Improve your one-leg strength, improve your balance, and (of course) build better glutes and hamstrings. How? With an exercise. This:
“Tight” one-leg deadlift
How it goes
- Stand in front of a power rack or unused fitness equipment. You want to be able to hold it at about chest height.
- Hold a dumbbell in the same hand as your forward working leg. Note the angle of the dumbbell and how the handle and your grip stay firmly in your leg at all times.
- Take one leg off the floor and start the support to stay balanced by stepping off your one leg deadlift.
- Try to put as much weight on your glutes as possible. Really “sit”
- Focus on pushing your hips back while allowing some flexion of your support knee.
- Don’t use the support to lift the weight, but rather to keep you balanced while your focus is on hitting your glutes and hammies as hard as possible.

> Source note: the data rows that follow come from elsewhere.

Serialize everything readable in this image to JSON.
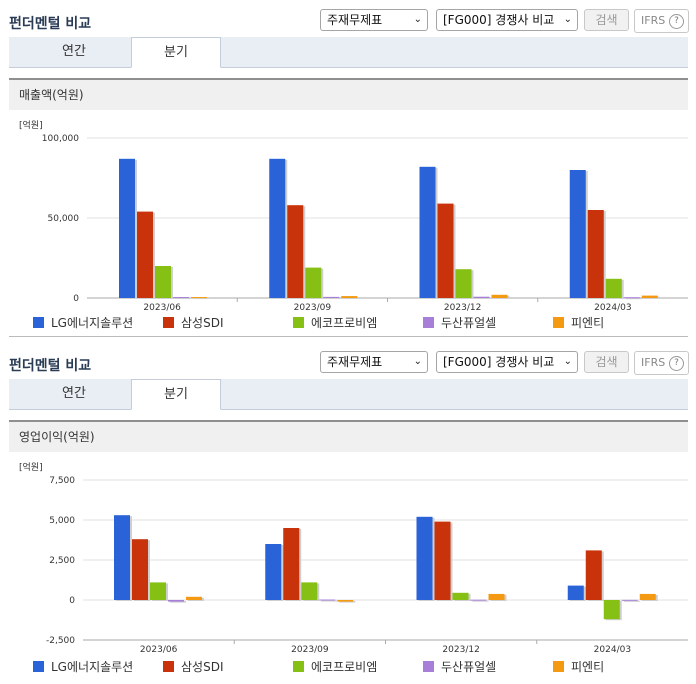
{
  "colors": {
    "LG에너지솔루션": "#2a62d8",
    "삼성SDI": "#c8330c",
    "에코프로비엠": "#86c014",
    "두산퓨얼셀": "#a77fd8",
    "피엔티": "#f49a12"
  },
  "panels": [
    {
      "header": {
        "title": "펀더멘털 비교",
        "select1": "주재무제표",
        "select2": "[FG000] 경쟁사 비교",
        "search_label": "검색",
        "ifrs_label": "IFRS",
        "help_icon": "?"
      },
      "tabs": [
        {
          "label": "연간",
          "active": false
        },
        {
          "label": "분기",
          "active": true
        }
      ],
      "chart_title": "매출액(억원)",
      "unit_label": "[억원]",
      "legend": [
        "LG에너지솔루션",
        "삼성SDI",
        "에코프로비엠",
        "두산퓨얼셀",
        "피엔티"
      ],
      "chart_data": {
        "type": "bar",
        "categories": [
          "2023/06",
          "2023/09",
          "2023/12",
          "2024/03"
        ],
        "ylim": [
          0,
          100000
        ],
        "yticks": [
          0,
          50000,
          100000
        ],
        "ytick_labels": [
          "0",
          "50,000",
          "100,000"
        ],
        "series": [
          {
            "name": "LG에너지솔루션",
            "values": [
              87000,
              87000,
              82000,
              80000
            ]
          },
          {
            "name": "삼성SDI",
            "values": [
              54000,
              58000,
              59000,
              55000
            ]
          },
          {
            "name": "에코프로비엠",
            "values": [
              20000,
              19000,
              18000,
              12000
            ]
          },
          {
            "name": "두산퓨얼셀",
            "values": [
              600,
              700,
              800,
              500
            ]
          },
          {
            "name": "피엔티",
            "values": [
              600,
              1200,
              2000,
              1500
            ]
          }
        ]
      }
    },
    {
      "header": {
        "title": "펀더멘털 비교",
        "select1": "주재무제표",
        "select2": "[FG000] 경쟁사 비교",
        "search_label": "검색",
        "ifrs_label": "IFRS",
        "help_icon": "?"
      },
      "tabs": [
        {
          "label": "연간",
          "active": false
        },
        {
          "label": "분기",
          "active": true
        }
      ],
      "chart_title": "영업이익(억원)",
      "unit_label": "[억원]",
      "legend": [
        "LG에너지솔루션",
        "삼성SDI",
        "에코프로비엠",
        "두산퓨얼셀",
        "피엔티"
      ],
      "chart_data": {
        "type": "bar",
        "categories": [
          "2023/06",
          "2023/09",
          "2023/12",
          "2024/03"
        ],
        "ylim": [
          -2500,
          7500
        ],
        "yticks": [
          -2500,
          0,
          2500,
          5000,
          7500
        ],
        "ytick_labels": [
          "-2,500",
          "0",
          "2,500",
          "5,000",
          "7,500"
        ],
        "series": [
          {
            "name": "LG에너지솔루션",
            "values": [
              5300,
              3500,
              5200,
              900
            ]
          },
          {
            "name": "삼성SDI",
            "values": [
              3800,
              4500,
              4900,
              3100
            ]
          },
          {
            "name": "에코프로비엠",
            "values": [
              1100,
              1100,
              450,
              -1200
            ]
          },
          {
            "name": "두산퓨얼셀",
            "values": [
              -100,
              30,
              20,
              10
            ]
          },
          {
            "name": "피엔티",
            "values": [
              200,
              -100,
              380,
              380
            ]
          }
        ]
      }
    }
  ]
}
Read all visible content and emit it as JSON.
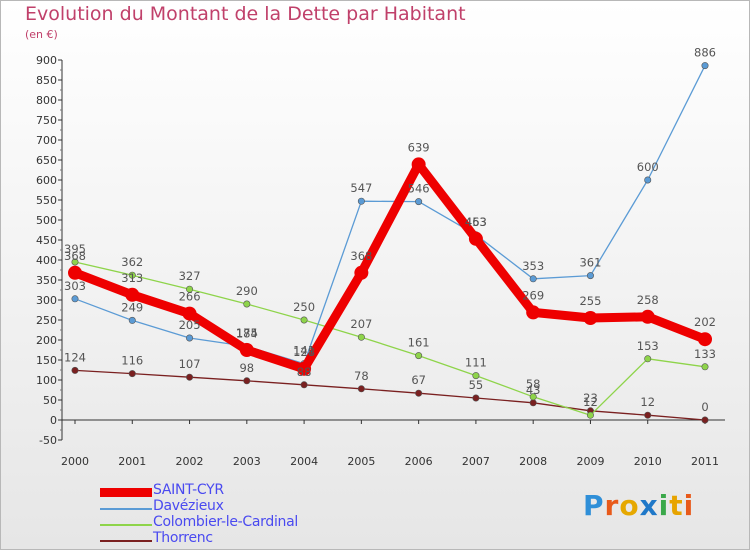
{
  "header": {
    "title": "Evolution du Montant de la Dette par Habitant",
    "subtitle": "(en €)"
  },
  "logo": {
    "text": "Proxiti",
    "colors": [
      "#2f8fd8",
      "#e85a1a",
      "#e6a800",
      "#1f78c8",
      "#3aa84a",
      "#e7a400",
      "#e85a1a"
    ]
  },
  "chart_data": {
    "type": "line",
    "categories": [
      "2000",
      "2001",
      "2002",
      "2003",
      "2004",
      "2005",
      "2006",
      "2007",
      "2008",
      "2009",
      "2010",
      "2011"
    ],
    "ylim": [
      -50,
      900
    ],
    "yticks": [
      -50,
      0,
      50,
      100,
      150,
      200,
      250,
      300,
      350,
      400,
      450,
      500,
      550,
      600,
      650,
      700,
      750,
      800,
      850,
      900
    ],
    "grid": false,
    "legend_position": "bottom-left",
    "series": [
      {
        "name": "Thorrenc",
        "color": "#7a2020",
        "values": [
          124,
          116,
          107,
          98,
          88,
          78,
          67,
          55,
          43,
          23,
          12,
          0
        ],
        "labels": [
          "124",
          "116",
          "107",
          "98",
          "88",
          "78",
          "67",
          "55",
          "43",
          "23",
          "12",
          "0"
        ]
      },
      {
        "name": "Colombier-le-Cardinal",
        "color": "#8ed44a",
        "values": [
          395,
          362,
          327,
          290,
          250,
          207,
          161,
          111,
          58,
          12,
          153,
          133
        ],
        "labels": [
          "395",
          "362",
          "327",
          "290",
          "250",
          "207",
          "161",
          "111",
          "58",
          "12",
          "153",
          "133"
        ]
      },
      {
        "name": "Davézieux",
        "color": "#5b9bd5",
        "values": [
          303,
          249,
          205,
          184,
          141,
          547,
          546,
          463,
          353,
          361,
          600,
          886
        ],
        "labels": [
          "303",
          "249",
          "205",
          "184",
          "141",
          "547",
          "546",
          "463",
          "353",
          "361",
          "600",
          "886"
        ]
      },
      {
        "name": "SAINT-CYR",
        "color": "#ee0000",
        "values": [
          368,
          313,
          266,
          175,
          128,
          368,
          639,
          453,
          269,
          255,
          258,
          202
        ],
        "labels": [
          "368",
          "313",
          "266",
          "175",
          "128",
          "368",
          "639",
          "453",
          "269",
          "255",
          "258",
          "202"
        ]
      }
    ],
    "legend": [
      "SAINT-CYR",
      "Davézieux",
      "Colombier-le-Cardinal",
      "Thorrenc"
    ]
  }
}
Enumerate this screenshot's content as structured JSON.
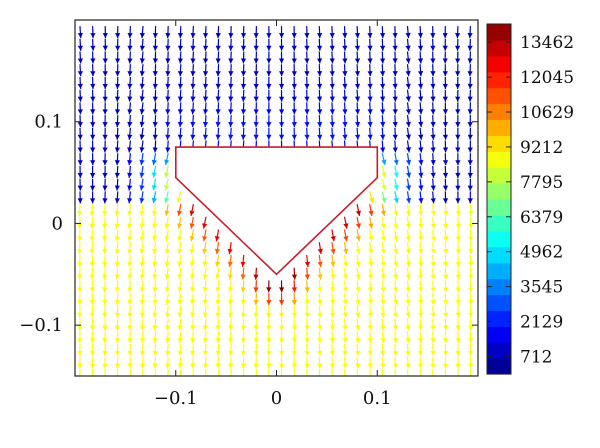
{
  "chart_data": {
    "type": "quiver",
    "title": "",
    "xlabel": "",
    "ylabel": "",
    "xlim": [
      -0.2,
      0.2
    ],
    "ylim": [
      -0.15,
      0.2
    ],
    "x_ticks": [
      {
        "value": -0.1,
        "label": "−0.1"
      },
      {
        "value": 0,
        "label": "0"
      },
      {
        "value": 0.1,
        "label": "0.1"
      }
    ],
    "y_ticks": [
      {
        "value": 0.1,
        "label": "0.1"
      },
      {
        "value": 0,
        "label": "0"
      },
      {
        "value": -0.1,
        "label": "−0.1"
      }
    ],
    "grid": false,
    "obstacle": {
      "shape": "pentagon",
      "vertices": [
        [
          -0.1,
          0.075
        ],
        [
          0.1,
          0.075
        ],
        [
          0.1,
          0.045
        ],
        [
          0,
          -0.05
        ],
        [
          -0.1,
          0.045
        ]
      ],
      "edge_color": "#cc1a2a"
    },
    "colorbar": {
      "colormap": "jet",
      "min": 0,
      "max": 14200,
      "tick_values": [
        13462,
        12045,
        10629,
        9212,
        7795,
        6379,
        4962,
        3545,
        2129,
        712
      ],
      "tick_labels": [
        "13462",
        "12045",
        "10629",
        "9212",
        "7795",
        "6379",
        "4962",
        "3545",
        "2129",
        "712"
      ]
    },
    "field_description_colors": {
      "far_field_above": "#1c3fd6",
      "below_obstacle": "#a3e632",
      "peak_near_tip": "#d42a1a"
    }
  }
}
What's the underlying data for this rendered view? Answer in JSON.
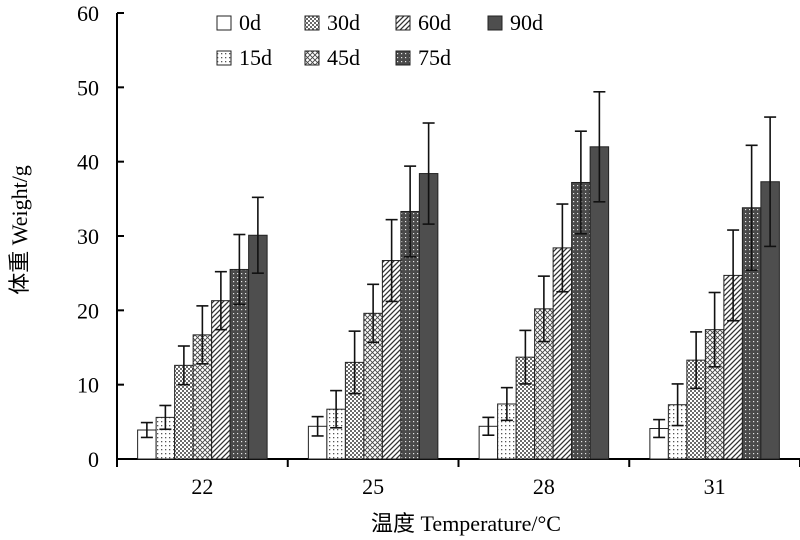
{
  "chart_data": {
    "type": "bar",
    "xlabel": "温度 Temperature/°C",
    "ylabel": "体重 Weight/g",
    "ylim": [
      0,
      60
    ],
    "yticks": [
      0,
      10,
      20,
      30,
      40,
      50,
      60
    ],
    "grid": false,
    "legend_position": "top",
    "categories": [
      "22",
      "25",
      "28",
      "31"
    ],
    "series": [
      {
        "name": "0d",
        "pattern": "open",
        "values": [
          3.9,
          4.4,
          4.4,
          4.1
        ],
        "errors": [
          1.0,
          1.3,
          1.2,
          1.2
        ]
      },
      {
        "name": "15d",
        "pattern": "dots",
        "values": [
          5.6,
          6.7,
          7.4,
          7.3
        ],
        "errors": [
          1.6,
          2.5,
          2.2,
          2.8
        ]
      },
      {
        "name": "30d",
        "pattern": "grid",
        "values": [
          12.6,
          13.0,
          13.7,
          13.3
        ],
        "errors": [
          2.6,
          4.2,
          3.6,
          3.8
        ]
      },
      {
        "name": "45d",
        "pattern": "cross",
        "values": [
          16.7,
          19.6,
          20.2,
          17.4
        ],
        "errors": [
          3.9,
          3.9,
          4.4,
          5.0
        ]
      },
      {
        "name": "60d",
        "pattern": "diagonal",
        "values": [
          21.3,
          26.7,
          28.4,
          24.7
        ],
        "errors": [
          3.9,
          5.5,
          5.9,
          6.1
        ]
      },
      {
        "name": "75d",
        "pattern": "dark-dots",
        "values": [
          25.5,
          33.3,
          37.2,
          33.8
        ],
        "errors": [
          4.7,
          6.1,
          6.9,
          8.4
        ]
      },
      {
        "name": "90d",
        "pattern": "dark",
        "values": [
          30.1,
          38.4,
          42.0,
          37.3
        ],
        "errors": [
          5.1,
          6.8,
          7.4,
          8.7
        ]
      }
    ]
  }
}
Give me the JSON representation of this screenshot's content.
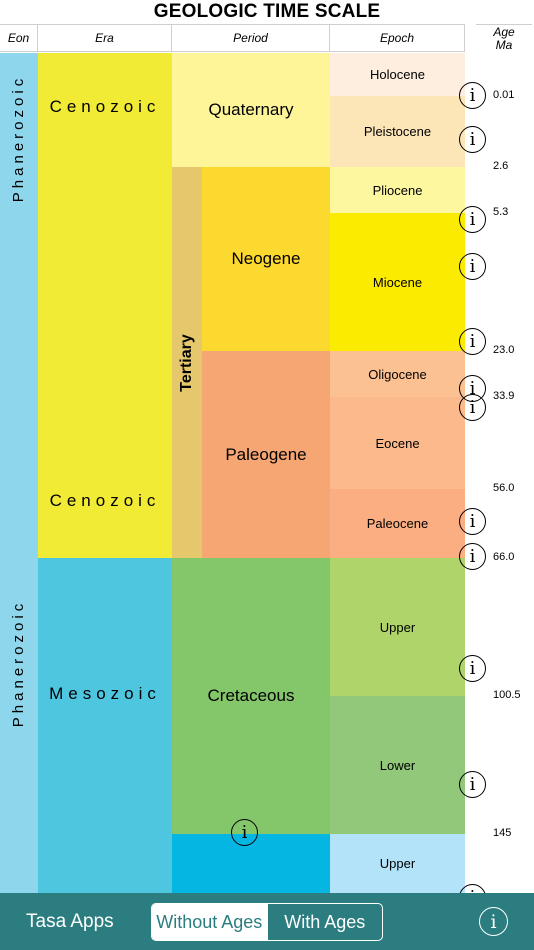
{
  "title": "GEOLOGIC TIME SCALE",
  "headers": {
    "eon": "Eon",
    "era": "Era",
    "period": "Period",
    "epoch": "Epoch",
    "age_line1": "Age",
    "age_line2": "Ma"
  },
  "eons": [
    "Phanerozoic",
    "Phanerozoic"
  ],
  "eras": {
    "cenozoic_top": "Cenozoic",
    "cenozoic_bottom": "Cenozoic",
    "mesozoic": "Mesozoic"
  },
  "periods": {
    "quaternary": "Quaternary",
    "tertiary": "Tertiary",
    "neogene": "Neogene",
    "paleogene": "Paleogene",
    "cretaceous": "Cretaceous"
  },
  "epochs": [
    "Holocene",
    "Pleistocene",
    "Pliocene",
    "Miocene",
    "Oligocene",
    "Eocene",
    "Paleocene",
    "Upper",
    "Lower",
    "Upper"
  ],
  "ages": [
    "0.01",
    "2.6",
    "5.3",
    "23.0",
    "33.9",
    "56.0",
    "66.0",
    "100.5",
    "145"
  ],
  "info_icon_glyph": "i",
  "bottom_bar": {
    "brand": "Tasa Apps",
    "segments": [
      "Without Ages",
      "With Ages"
    ],
    "selected": "Without Ages"
  },
  "colors": {
    "eon": "#8ed6ec",
    "cenozoic": "#f2eb35",
    "mesozoic": "#4ec6df",
    "quaternary": "#fdf598",
    "tertiary": "#e5c76c",
    "neogene": "#fcd92f",
    "paleogene": "#f6a672",
    "cretaceous": "#84c66a",
    "jurassic": "#06b6e2",
    "holocene": "#fdeee0",
    "pleistocene": "#fce6b8",
    "pliocene": "#fdf7a0",
    "miocene": "#fbeb00",
    "oligocene": "#fcc192",
    "eocene": "#fbb98c",
    "paleocene": "#fbae82",
    "upper_cretaceous": "#aed46a",
    "lower_cretaceous": "#92c87a",
    "upper_jurassic": "#b2e3f8",
    "bar": "#2b7d80"
  }
}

- When you get tired, you can start using the support to help you lift up while the downward movement should still be everything to you. This is optional, but a great way to get closer to failure if you are feeling particularly masochistic.
Why this exercise works
Regular one-leg deadlifts are a great option if you want to build strength, stability, and a bulletproof lower body. The problem is, your lack of balance can get in the way. And while practicing on one leg with no support is important to get better, it doesn’t do much for your pancake bum or weak hamstrings in the meantime.
By doing one leg deadlift with support, you can increase strength and stability one leg at a time without becoming too shaky. This can either help you prepare for more unstable things over time – if that’s a route that suits your goals – or you can just stick to partial support to build better glutes and hamstrings. Tight one-leg deadlifts meet in the middle and delight both the “functional” camp and the hardcore meatheads.
Keeping the dumbbell near and on the side of the grounded leg (ipsilateral) will make these deadlifts easy on your back while adding more stress to the glutes and hamstrings of your guide leg. Tight one-legged deadlifts are kind of a hybrid between a one-legged Romanian deadlift and a skater squat, both of which have the benefits of the back.
Sets and repetitions depend on your goals and your training phase. In general, start with 3 sets of 8-12 on each leg and don’t be afraid of getting heavy. Your balance won’t hold you back!